第百九十八話 拝啓・弟から愚兄へ
「兄さん、一人ですか?」
久しぶりに声を掛けて来たクロスは無表情だった。
タイミングを見計らっていたのか、ちょうど甲斐が離れた所で現れた事に動揺を悟られないように平静を保つ。
「あ、ああ……。ちょっとトイレに……」
「……そうですか、別に用件までは聞いていないんですがまあいいです。あの、推薦の話ですが」
「……俺、職業体験『W.S.M.C』だったんだけどよ」
日を改めてまたうるさく言ってこられては堪らないと、話を遮る形で割り込むと間を置いてクロスが口を開く。
「……行く前から知ってますけど?」
そうクロスが言った後、長い沈黙があった。
「(何で知ってんだよこいつは!? 怖え! 怖ぇよ! アレか!? ストーカーってこういう奴の事を言うのか!? 家族間でも適用されるのか!?)」
シェアトの頭の中で、悲鳴がこだまする。
どうにか平静を装って、声を絞り出した。
「そ、そうか……。で、体験して来たんだけど。変える気はねぇよ、進路」
「……はあ、そうですか。まあそうだろうなとは思っていました。逆に職業体験して進路を変えるというのは自分が思い描いていたよりも大変そうだとか、そういった思いから逃げに走るようなものですもんね。 ま、僕は兄さんがヘタレなのは知ってますし、その可能性も無きにしも非ずかと思っていましたが、それ以上に強情ですから変えない確率の方が高いだろうと予想はしていましたよ」
以前進路を告げた時と違い、嫌味を織り交ぜてはくるものの特に変わった様子も無かった。

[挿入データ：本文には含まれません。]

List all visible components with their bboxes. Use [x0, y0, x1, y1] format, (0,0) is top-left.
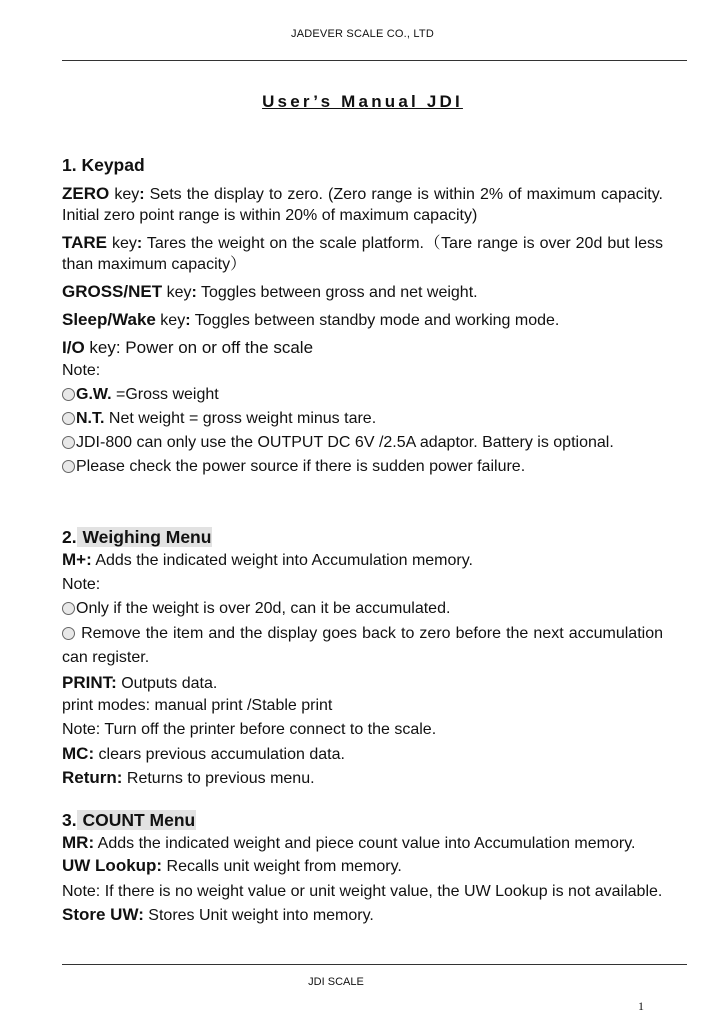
return-description: Return: Returns to previous menu.: [62, 768, 315, 787]
uw-lookup-note: Note: If there is no weight value or unit weight value, the UW Lookup is not available.: [62, 883, 663, 900]
document-body: [62, 154, 663, 926]
key-label: Return:: [62, 768, 123, 787]
zero-key-description: ZERO key: Sets the display to zero. (Zero range is within 2% of maximum capacity. Initial zero point range is within 20% of maximum capacity): [62, 184, 663, 224]
circle-bullet-icon: [62, 388, 75, 401]
circle-bullet-icon: [62, 412, 75, 425]
tare-key-description: TARE key: Tares the weight on the scale platform.（Tare range is over 20d but less than maximum capacity）: [62, 233, 663, 273]
section-2-heading: 2. Weighing Menu: [62, 527, 212, 547]
key-label: TARE: [62, 233, 108, 252]
header-divider: [62, 60, 687, 61]
bullet-net-weight: N.T. Net weight = gross weight minus tare.: [62, 408, 663, 429]
circle-bullet-icon: [62, 436, 75, 449]
gross-net-key-description: GROSS/NET key: Toggles between gross and net weight.: [62, 282, 478, 301]
io-key-description: I/O key: Power on or off the scale: [62, 338, 314, 357]
mr-description: MR: Adds the indicated weight and piece count value into Accumulation memory.: [62, 833, 636, 852]
printer-note: Note: Turn off the printer before connect to the scale.: [62, 721, 437, 738]
key-label: Store UW:: [62, 905, 144, 924]
circle-bullet-icon: [62, 602, 75, 615]
key-label: I/O: [62, 338, 85, 357]
circle-bullet-icon: [62, 460, 75, 473]
mc-description: MC: clears previous accumulation data.: [62, 744, 345, 763]
print-description: PRINT: Outputs data.: [62, 673, 218, 692]
page-number: 1: [638, 999, 644, 1013]
store-uw-description: Store UW: Stores Unit weight into memory.: [62, 905, 374, 924]
note-label: Note:: [62, 576, 101, 593]
key-label: M+:: [62, 550, 92, 569]
m-plus-description: M+: Adds the indicated weight into Accumulation memory.: [62, 550, 473, 569]
key-label: Sleep/Wake: [62, 310, 156, 329]
uw-lookup-description: UW Lookup: Recalls unit weight from memory.: [62, 856, 402, 875]
print-modes: print modes: manual print /Stable print: [62, 697, 333, 714]
section-1-heading: 1. Keypad: [62, 155, 145, 175]
sleep-wake-key-description: Sleep/Wake key: Toggles between standby mode and working mode.: [62, 310, 560, 329]
key-label: ZERO: [62, 184, 110, 203]
key-label: GROSS/NET: [62, 282, 163, 301]
circle-bullet-icon: [62, 627, 75, 640]
key-label: UW Lookup:: [62, 856, 163, 875]
note-label: Note:: [62, 362, 101, 379]
bullet-remove-item: Remove the item and the display goes back to zero before the next accumulation can register.: [62, 625, 663, 666]
page-footer: JDI SCALE: [308, 976, 364, 988]
document-title: User’s Manual JDI: [262, 92, 463, 111]
key-label: MC:: [62, 744, 95, 763]
section-3-heading: 3. COUNT Menu: [62, 810, 196, 830]
bullet-adaptor: JDI-800 can only use the OUTPUT DC 6V /2.5A adaptor. Battery is optional.: [62, 432, 663, 453]
footer-divider: [62, 964, 687, 965]
key-label: PRINT:: [62, 673, 117, 692]
bullet-gross-weight: G.W. =Gross weight: [62, 384, 663, 405]
key-label: MR:: [62, 833, 95, 852]
bullet-accumulate-condition: Only if the weight is over 20d, can it be accumulated.: [62, 598, 663, 619]
bullet-power-source: Please check the power source if there is sudden power failure.: [62, 456, 663, 477]
page-header: JADEVER SCALE CO., LTD: [291, 28, 434, 40]
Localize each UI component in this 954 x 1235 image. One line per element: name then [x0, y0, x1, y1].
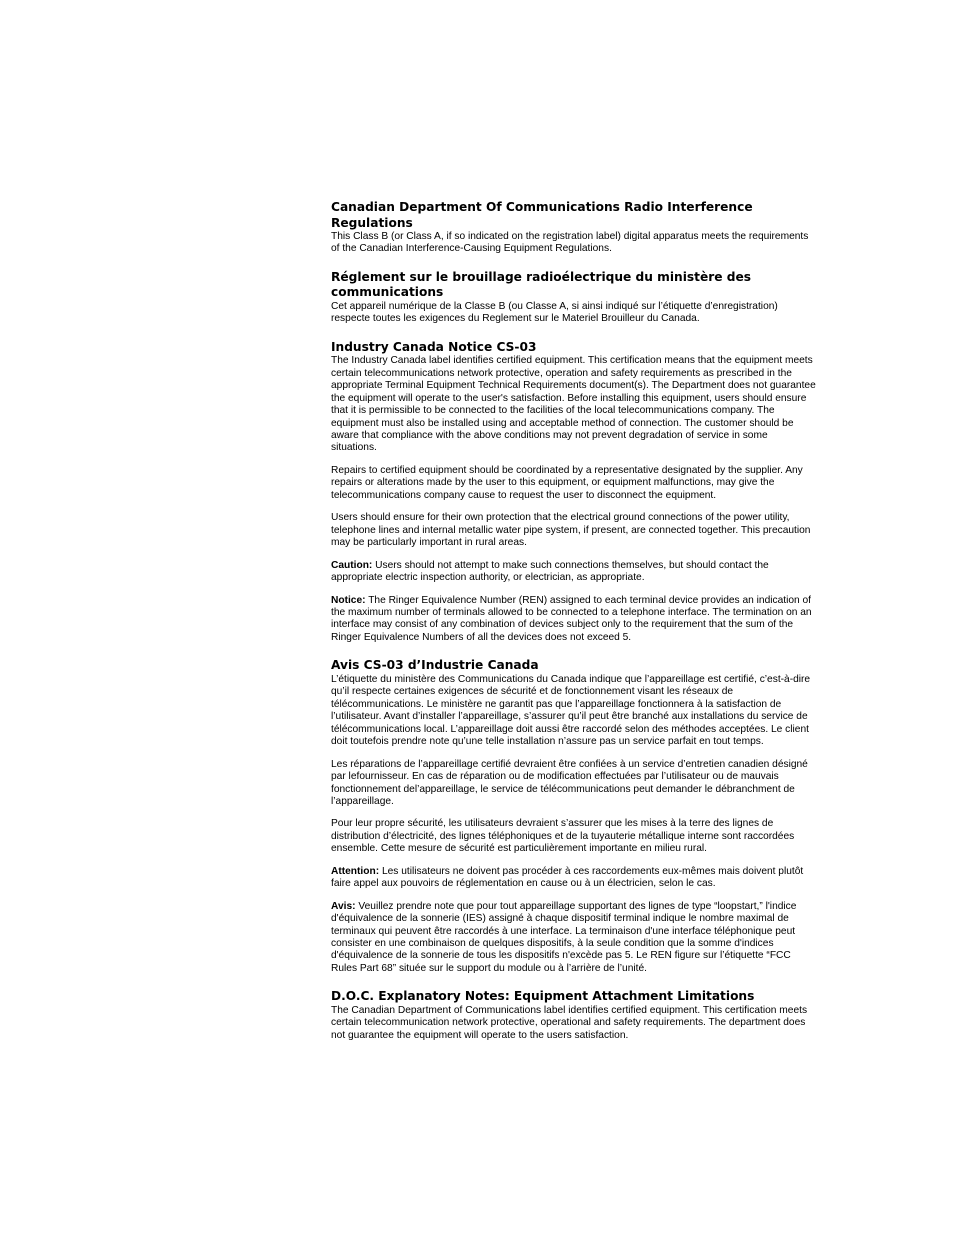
paragraph	[331, 301, 816, 326]
paragraph-lead: Attention:	[331, 865, 380, 877]
paragraph-lead: Notice:	[331, 594, 366, 606]
paragraph	[331, 231, 816, 256]
section-title: Réglement sur le brouillage radioélectrique du ministère des communications	[331, 269, 752, 300]
section-title: Avis CS-03 d’Industrie Canada	[331, 658, 539, 673]
caution-paragraph	[331, 560, 816, 585]
paragraph	[331, 1005, 816, 1042]
section-title: D.O.C. Explanatory Notes: Equipment Attachment Limitations	[331, 989, 755, 1004]
paragraph-text: Users should not attempt to make such connections themselves, but should contact the appropriate electric inspection authority, or electrician, as appropriate.	[331, 559, 769, 584]
paragraph-text: The Canadian Department of Communications label identifies certified equipment. This certification meets certain telecommunication network protective, operational and safety requirements. The department does not guarantee the equipment will operate to the users satisfaction.	[331, 1004, 808, 1041]
section-doc-explanatory-notes	[331, 989, 816, 1042]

てっきり、猛反対を受けると思っていたので拍子抜けしてしまう。
「ああ、そうかよ。……オヤジ達は、元気そうか?」
「人の話を止めておいて今度は質問ですか。普段他の人達とちゃんと会話出来てます? 会話ってキャッチボールなんですよ、知ってますか?」
「俺の機嫌が悪かったら殴ってるぞ。さっさと用を話せ……疲れる……」
話せと言われ、そのつもりで話しかけたのだが、クロスはかしこまってしまった。
この機会を逃せば次にいつベストな状況が訪れるか分からない。
今しか無いとは思うものの、どこか不安そうにこちらを見ている兄にどう切り出していいものか考えてしまう。
全てを一言で済ますべきか、数年ぶりにしっかりと話すべきか。
「……推薦の話だけど……。良かったと、思う。僕は、ね。ただ……ただ、必ず家には帰って来て欲しいんだ。顔を見せてやって欲しい」
「……なんだよ、改まって。お前、もうすぐ死ぬのか……?」
おどけてみたが、クロスは顔をしかめもせず、ただ真っすぐにシェアトの目を見ている。
「チッ……。分かったよ、今年はちゃんと帰る。ま、オヤジもオフクロも俺が帰らなくても良い子のお前がいれば安心した顔すんだ。だからお前がそんな顔しなくたって大丈夫だよ」
「ちゃんと、自分の口から進路が決まったことも話してあげて欲しい。それに、母さんと父さんの何を見て……。はぁ……そうでした。 兄さんは、誰かに言われないと分からない人ですもんね。僕のように周りを見る目を養った方が良いですよ。そんな節穴のような目だったら無くても一緒ですし、外したらどうですか?」
「へえ、目って着脱可能なのか、ちょっとやってみろ。また説教とかお前女みてぇだな。人に偉そうに言うのは趣味が良いとは思えねぇけど。お前こそ人の話を聞く耳と変えてきたらどうだ? その辺の得体の知れない生き物の方がよっぽど使い物になる耳持ってるぜ」
やはりこうなってしまったが、今回はこれでも大きな成果を上げたと言えるだろう。
噛みつくシェアトの後方からあのうるさい女が忍び寄っていた。
クロスと目が合うと人差し指を口に当て、どこで見つけて来たのか大人の腕の太さをした毒々しい色合いのワームを握っている。
激しくうねり続けているそのワームを一体どうする気なのか、知らない方が良い。
いや、知りたくない。
兄へ何も言わずにきびきびと反対方向へ足を進めると、後ろから呼ぶ声がしたがすぐに絶叫に変わった。
今日の夕焼けは、とても美しかった。